L'ennemi approchait ; le parti royaliste était tout prêt à relever la tête. Danton, même avant le 10 août, avait fait déclarer la patrie en danger ( 28 juillet ). Maintenant, pour sauver la Révolution menacée, il voulut la compromettre par un de ces actes sanglants qui ne permettent plus ni retour ni composition. La Commune insurrectionnelle formée dans la nuit du 10 Août, était composée des éléments les plus violents du parti révolutionnaire ; ce fut cette nouvelle Commune qui tint tête à l'Assemblée, et qui a la plus grande part de responsabilité dans les événements qui allaient se passer.
Les prisons furent remplies de suspects, et le 2 septembre, au son du tocsin, commença aux Carmes, à l'Abbaye, à la Force, à la Conciergerie et dans les autres prisons un massacre à huis clos, dont les victimes s'élèvent, dit-on, au nombre moyen de douze à treize cents. Les détenus pour délits ordinaires furent confondus avec les prisonniers politiques dans cette horrible exécution.

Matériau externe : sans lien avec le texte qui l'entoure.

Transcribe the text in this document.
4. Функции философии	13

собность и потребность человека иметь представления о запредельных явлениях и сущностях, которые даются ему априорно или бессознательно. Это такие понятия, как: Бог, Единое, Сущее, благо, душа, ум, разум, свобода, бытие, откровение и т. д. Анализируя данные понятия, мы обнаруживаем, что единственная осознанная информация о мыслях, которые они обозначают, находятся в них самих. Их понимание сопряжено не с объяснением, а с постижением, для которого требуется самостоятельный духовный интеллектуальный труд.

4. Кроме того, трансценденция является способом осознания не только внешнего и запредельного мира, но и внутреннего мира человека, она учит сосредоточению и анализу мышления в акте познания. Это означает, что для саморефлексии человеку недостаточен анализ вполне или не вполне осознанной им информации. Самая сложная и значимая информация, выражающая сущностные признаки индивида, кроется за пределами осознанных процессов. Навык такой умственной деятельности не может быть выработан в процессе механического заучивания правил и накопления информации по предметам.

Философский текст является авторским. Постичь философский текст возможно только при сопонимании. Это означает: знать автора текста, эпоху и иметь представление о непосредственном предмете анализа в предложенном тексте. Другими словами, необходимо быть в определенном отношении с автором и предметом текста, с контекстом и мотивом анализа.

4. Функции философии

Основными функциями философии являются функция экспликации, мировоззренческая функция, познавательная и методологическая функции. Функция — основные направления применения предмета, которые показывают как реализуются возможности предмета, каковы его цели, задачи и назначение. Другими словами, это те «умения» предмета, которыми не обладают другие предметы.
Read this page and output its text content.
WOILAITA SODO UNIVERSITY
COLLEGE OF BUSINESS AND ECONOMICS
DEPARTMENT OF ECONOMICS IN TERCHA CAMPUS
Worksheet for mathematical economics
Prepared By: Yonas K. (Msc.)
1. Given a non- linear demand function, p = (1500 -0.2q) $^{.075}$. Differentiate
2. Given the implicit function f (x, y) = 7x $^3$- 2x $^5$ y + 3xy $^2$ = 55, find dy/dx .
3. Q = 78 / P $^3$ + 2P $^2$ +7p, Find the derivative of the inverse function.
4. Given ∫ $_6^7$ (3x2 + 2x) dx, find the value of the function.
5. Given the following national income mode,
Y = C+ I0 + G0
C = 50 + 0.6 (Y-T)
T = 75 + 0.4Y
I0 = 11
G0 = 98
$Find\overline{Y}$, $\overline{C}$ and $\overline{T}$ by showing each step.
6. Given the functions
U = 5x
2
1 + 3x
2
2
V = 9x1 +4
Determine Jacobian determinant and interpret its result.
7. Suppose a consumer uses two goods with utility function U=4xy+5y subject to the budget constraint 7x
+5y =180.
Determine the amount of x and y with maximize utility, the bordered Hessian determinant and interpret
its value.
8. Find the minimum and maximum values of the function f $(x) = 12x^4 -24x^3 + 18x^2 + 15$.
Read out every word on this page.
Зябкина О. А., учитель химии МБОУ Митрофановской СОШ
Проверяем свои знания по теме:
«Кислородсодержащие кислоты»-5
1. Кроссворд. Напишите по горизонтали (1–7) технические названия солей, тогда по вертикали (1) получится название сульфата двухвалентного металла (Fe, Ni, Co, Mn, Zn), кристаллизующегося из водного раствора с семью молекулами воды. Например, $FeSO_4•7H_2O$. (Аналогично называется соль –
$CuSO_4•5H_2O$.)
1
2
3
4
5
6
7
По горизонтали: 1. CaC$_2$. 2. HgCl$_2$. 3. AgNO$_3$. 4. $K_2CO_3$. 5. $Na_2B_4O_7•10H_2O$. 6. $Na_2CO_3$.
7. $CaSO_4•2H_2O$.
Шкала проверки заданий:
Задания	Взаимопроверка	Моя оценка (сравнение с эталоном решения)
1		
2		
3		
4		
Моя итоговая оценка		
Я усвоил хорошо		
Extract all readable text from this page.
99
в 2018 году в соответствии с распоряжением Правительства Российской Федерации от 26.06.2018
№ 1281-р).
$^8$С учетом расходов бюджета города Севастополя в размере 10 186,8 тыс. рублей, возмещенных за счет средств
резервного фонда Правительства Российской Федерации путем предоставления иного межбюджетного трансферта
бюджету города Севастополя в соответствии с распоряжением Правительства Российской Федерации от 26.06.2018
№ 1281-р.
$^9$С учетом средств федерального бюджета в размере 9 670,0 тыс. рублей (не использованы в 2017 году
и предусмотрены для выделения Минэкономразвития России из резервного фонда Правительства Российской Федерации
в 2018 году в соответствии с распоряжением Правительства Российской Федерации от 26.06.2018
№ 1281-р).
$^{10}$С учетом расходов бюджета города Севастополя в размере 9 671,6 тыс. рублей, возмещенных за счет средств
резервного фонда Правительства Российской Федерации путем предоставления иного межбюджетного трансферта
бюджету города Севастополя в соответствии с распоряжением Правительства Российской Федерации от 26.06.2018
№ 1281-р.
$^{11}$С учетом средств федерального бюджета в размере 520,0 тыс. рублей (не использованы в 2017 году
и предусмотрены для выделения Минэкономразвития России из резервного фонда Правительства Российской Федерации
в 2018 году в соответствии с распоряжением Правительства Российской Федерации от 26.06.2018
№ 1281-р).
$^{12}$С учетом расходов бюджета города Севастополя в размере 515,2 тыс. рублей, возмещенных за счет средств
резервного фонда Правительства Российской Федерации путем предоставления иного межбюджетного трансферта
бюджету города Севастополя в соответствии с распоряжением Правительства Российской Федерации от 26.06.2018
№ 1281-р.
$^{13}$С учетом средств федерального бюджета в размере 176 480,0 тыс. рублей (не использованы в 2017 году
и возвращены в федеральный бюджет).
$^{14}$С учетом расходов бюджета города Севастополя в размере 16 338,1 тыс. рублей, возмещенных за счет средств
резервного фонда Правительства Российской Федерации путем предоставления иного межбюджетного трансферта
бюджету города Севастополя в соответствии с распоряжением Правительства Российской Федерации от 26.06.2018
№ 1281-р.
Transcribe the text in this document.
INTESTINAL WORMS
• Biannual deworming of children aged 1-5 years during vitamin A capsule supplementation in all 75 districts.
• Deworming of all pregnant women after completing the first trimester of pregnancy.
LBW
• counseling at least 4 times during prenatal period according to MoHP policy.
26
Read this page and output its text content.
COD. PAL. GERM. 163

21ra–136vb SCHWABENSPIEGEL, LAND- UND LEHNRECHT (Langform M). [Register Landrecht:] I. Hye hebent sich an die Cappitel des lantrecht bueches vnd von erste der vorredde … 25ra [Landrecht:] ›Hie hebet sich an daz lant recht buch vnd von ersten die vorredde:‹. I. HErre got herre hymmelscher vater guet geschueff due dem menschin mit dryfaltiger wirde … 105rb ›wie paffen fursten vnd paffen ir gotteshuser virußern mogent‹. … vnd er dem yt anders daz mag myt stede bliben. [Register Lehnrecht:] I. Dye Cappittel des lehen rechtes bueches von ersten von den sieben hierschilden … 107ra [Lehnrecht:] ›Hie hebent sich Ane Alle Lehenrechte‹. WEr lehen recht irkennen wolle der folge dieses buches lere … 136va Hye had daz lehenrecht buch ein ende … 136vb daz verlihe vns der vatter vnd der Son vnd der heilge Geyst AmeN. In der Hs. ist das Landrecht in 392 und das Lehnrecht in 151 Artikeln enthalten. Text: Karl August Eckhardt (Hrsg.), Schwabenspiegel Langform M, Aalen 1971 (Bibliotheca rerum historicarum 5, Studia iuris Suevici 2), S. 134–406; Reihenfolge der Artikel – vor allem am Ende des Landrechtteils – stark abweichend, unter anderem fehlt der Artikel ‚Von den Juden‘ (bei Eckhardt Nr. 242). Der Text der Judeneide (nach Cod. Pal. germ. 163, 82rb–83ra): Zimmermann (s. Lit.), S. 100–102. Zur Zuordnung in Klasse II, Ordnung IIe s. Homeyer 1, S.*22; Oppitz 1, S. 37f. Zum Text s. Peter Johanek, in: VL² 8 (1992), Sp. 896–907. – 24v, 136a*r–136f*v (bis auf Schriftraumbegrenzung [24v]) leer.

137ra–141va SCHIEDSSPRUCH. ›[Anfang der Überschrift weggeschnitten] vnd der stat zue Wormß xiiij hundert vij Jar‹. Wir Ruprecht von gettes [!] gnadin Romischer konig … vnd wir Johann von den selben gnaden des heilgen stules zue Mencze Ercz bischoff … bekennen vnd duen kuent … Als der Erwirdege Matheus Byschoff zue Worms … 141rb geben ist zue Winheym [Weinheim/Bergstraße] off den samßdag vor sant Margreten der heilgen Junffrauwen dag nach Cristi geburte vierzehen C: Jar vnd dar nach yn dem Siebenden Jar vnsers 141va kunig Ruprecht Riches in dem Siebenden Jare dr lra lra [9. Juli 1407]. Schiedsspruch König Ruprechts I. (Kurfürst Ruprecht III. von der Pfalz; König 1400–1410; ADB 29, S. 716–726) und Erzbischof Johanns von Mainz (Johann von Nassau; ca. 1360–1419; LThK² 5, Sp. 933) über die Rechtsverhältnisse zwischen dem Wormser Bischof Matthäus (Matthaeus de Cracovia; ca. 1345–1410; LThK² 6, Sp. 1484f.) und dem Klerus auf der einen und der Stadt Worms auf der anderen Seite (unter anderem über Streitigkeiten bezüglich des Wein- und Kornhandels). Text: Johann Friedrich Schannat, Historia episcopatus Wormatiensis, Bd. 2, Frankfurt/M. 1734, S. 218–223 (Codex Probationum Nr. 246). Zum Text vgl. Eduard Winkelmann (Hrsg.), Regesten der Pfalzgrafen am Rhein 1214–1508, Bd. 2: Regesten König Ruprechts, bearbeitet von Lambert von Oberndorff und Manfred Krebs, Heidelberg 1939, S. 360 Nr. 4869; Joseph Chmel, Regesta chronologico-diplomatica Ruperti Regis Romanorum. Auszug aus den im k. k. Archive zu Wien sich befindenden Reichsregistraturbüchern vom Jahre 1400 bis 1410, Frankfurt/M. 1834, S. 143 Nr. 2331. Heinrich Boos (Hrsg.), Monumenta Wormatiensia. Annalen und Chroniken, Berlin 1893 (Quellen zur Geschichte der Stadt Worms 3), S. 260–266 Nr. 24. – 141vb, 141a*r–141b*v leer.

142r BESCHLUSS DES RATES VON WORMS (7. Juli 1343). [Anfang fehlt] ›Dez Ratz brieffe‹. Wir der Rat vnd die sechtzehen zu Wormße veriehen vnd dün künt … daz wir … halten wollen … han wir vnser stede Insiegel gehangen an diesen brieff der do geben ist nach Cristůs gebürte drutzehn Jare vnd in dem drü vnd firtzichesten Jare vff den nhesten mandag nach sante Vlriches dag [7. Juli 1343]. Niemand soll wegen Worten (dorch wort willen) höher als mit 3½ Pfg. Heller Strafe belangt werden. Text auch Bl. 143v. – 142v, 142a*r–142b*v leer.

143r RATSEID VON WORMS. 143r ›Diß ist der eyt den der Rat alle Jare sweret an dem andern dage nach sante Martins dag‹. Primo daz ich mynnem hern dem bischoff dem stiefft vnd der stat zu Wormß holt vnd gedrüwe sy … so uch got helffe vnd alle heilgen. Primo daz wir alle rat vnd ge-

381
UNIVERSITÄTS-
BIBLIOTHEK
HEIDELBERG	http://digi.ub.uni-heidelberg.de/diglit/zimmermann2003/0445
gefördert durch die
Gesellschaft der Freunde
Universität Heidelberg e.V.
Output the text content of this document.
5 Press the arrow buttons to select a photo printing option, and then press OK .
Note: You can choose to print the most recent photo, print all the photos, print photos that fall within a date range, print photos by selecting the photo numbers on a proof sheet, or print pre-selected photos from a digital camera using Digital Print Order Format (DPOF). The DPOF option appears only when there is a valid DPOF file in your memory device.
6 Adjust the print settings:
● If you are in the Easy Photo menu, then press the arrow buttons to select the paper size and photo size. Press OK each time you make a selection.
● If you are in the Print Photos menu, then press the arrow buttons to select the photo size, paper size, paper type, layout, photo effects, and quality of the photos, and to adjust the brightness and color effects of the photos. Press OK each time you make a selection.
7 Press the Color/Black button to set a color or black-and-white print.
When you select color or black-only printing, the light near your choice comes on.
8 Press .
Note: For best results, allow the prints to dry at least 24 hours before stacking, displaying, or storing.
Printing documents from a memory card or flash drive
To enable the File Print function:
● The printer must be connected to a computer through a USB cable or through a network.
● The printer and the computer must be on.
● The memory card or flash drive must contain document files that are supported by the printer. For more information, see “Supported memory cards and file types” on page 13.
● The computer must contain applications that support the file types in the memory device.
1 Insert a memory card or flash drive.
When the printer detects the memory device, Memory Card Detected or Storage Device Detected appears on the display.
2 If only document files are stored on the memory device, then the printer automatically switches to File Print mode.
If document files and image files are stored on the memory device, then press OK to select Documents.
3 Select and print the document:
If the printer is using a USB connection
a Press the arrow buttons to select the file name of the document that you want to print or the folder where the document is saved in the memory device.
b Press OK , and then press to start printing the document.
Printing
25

Les prêtres furent les victimes privilégiées de ces sanglantes colères. Ce fut par eux qu'on commença. Il s'en fit un affreux massacre dans la prison des Carmes, rue de Vaugirard. Le jardin devint leur sépulture.
De là, les assassins passèrent à l'Abbaye, près de l'église Saint-Germain de Près. Un ignoble tribunal, présidé par le nommé Maillard, faisait précéder l'exécution par une parodie de jugement.
Ce mot : « A la Force ! » était le signal de la condamnation. Le malheureux passait la porte, et tombait sous le couteau. La rue Sainte-Marguerite était jonchée de corps et inondée de sang. Une foule de curieux, effrayés, indignés ou complices assistaient à ce lugubre spectacle.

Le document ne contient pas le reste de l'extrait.